While causal reasoning may or may not involve creative thinking, effectual reasoning is inherently creative. The simple task of cooking dinner may be used to contrast the two types of reasoning. A chef who is given a specific menu and has only to pick out his or her favorite recipes for the items on the menu, shop for ingredients and cook the meal in their own well equipped kitchens is an example of causal reasoning. An example of effectual reasoning would involve a chef who is not given a menu in advance, and is escorted to a strange kitchen where he or she has to explore the cupboards for unspecified ingredients and cook a meal with them. While both causal and effectual reasoning call for domain-specific skills and training, effectual reasoning demands something more –imagination, spontaneity, risk-taking, and salesmanship. 

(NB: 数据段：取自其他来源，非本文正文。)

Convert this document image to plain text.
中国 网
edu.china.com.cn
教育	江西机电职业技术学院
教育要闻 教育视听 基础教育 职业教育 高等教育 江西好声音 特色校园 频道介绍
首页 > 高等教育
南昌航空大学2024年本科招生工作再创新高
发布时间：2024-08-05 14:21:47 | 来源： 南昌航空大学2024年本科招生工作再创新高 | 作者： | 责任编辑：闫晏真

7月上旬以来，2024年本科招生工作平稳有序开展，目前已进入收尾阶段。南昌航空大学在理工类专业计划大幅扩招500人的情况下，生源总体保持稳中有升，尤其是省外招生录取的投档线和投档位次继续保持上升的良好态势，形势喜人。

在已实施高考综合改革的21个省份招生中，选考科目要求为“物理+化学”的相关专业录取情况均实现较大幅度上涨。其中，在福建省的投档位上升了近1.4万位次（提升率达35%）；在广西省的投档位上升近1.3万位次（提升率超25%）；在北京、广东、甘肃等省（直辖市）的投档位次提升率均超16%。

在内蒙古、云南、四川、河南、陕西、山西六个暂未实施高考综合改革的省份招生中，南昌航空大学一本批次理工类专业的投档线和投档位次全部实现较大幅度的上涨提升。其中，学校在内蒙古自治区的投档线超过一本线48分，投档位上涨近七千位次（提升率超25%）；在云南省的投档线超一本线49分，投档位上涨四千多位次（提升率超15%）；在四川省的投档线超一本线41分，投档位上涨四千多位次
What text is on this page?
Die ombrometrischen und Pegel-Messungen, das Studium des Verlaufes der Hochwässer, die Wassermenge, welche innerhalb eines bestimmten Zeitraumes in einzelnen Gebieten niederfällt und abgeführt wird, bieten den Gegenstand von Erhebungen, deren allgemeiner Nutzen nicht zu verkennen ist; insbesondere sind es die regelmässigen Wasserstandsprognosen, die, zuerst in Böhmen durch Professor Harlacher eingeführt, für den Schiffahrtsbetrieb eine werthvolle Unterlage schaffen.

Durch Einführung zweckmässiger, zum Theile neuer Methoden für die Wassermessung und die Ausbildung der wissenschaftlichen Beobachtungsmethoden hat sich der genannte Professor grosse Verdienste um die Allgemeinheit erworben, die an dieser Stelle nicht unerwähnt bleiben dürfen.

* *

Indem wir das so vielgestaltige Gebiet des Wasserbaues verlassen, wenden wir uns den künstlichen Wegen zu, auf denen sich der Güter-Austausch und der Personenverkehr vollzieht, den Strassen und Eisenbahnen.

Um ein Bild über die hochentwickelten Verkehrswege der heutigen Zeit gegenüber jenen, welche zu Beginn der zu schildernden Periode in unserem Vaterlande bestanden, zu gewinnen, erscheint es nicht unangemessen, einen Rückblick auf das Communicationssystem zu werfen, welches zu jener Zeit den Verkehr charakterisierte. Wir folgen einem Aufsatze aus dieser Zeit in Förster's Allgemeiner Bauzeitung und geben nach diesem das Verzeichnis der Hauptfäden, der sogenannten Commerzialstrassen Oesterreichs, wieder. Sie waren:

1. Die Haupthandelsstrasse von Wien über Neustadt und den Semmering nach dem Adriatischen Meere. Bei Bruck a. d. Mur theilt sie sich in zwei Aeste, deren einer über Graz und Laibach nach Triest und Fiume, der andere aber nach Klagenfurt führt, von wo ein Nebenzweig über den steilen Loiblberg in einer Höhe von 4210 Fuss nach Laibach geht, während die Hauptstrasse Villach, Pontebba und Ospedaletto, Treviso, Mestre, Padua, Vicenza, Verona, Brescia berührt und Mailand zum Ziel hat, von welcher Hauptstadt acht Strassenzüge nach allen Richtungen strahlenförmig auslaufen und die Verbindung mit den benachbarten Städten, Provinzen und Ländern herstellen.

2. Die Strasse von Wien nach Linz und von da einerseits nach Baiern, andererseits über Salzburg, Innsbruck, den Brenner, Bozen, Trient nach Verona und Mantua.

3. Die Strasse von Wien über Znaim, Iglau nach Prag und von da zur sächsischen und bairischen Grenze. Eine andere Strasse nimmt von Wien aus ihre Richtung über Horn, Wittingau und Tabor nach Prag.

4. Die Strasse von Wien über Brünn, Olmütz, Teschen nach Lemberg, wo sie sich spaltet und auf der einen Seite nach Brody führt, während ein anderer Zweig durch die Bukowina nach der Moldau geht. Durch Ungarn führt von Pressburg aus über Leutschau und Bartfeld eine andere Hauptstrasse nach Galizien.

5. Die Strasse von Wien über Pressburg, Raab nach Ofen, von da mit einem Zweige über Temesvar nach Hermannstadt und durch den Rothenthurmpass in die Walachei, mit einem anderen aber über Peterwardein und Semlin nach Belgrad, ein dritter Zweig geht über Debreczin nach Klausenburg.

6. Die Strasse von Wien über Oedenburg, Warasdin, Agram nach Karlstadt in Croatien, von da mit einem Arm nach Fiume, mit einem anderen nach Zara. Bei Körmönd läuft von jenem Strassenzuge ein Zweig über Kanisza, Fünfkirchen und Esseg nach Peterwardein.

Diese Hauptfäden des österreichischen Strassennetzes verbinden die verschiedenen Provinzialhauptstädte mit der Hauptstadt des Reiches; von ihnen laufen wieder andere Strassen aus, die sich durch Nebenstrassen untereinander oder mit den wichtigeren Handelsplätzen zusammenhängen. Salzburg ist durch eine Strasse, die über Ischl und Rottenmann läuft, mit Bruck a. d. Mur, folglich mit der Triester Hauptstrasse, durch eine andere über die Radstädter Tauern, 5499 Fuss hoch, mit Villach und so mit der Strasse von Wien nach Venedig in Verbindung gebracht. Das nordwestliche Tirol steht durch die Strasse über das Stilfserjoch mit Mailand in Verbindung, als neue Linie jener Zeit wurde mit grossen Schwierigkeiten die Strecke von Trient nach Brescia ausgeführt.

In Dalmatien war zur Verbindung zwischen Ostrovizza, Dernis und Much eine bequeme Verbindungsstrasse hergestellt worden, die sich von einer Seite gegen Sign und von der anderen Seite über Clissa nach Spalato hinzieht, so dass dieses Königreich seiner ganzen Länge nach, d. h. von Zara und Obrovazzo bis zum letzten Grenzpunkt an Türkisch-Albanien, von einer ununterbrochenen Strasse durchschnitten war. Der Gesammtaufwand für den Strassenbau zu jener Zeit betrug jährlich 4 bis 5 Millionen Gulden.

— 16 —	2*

因果推理可能也可能不涉及到创造性思维,但效果推理本质上一定会涉及到创造性。做饭的简单任务可用于对比两种类型的推理:(如果)一位厨师被给出特定菜单,他只需要为菜单上的菜色挑选他最喜欢的食谱,然后根据食谱购买食材并在自己设备齐全的厨房里做饭,这就是一个因果推理的例子;效果推理的例子则是一位事先未获得菜单的厨师,被护送到一个陌生的厨房,在那里他必须探索橱柜中不确定的食材并用它们做出一顿饭。

尽管因果推理和效果推理都要求针对特定领域的技能和培训,但效果推理需要更多的东西——想象力、自发性、冒险精神和销售技巧。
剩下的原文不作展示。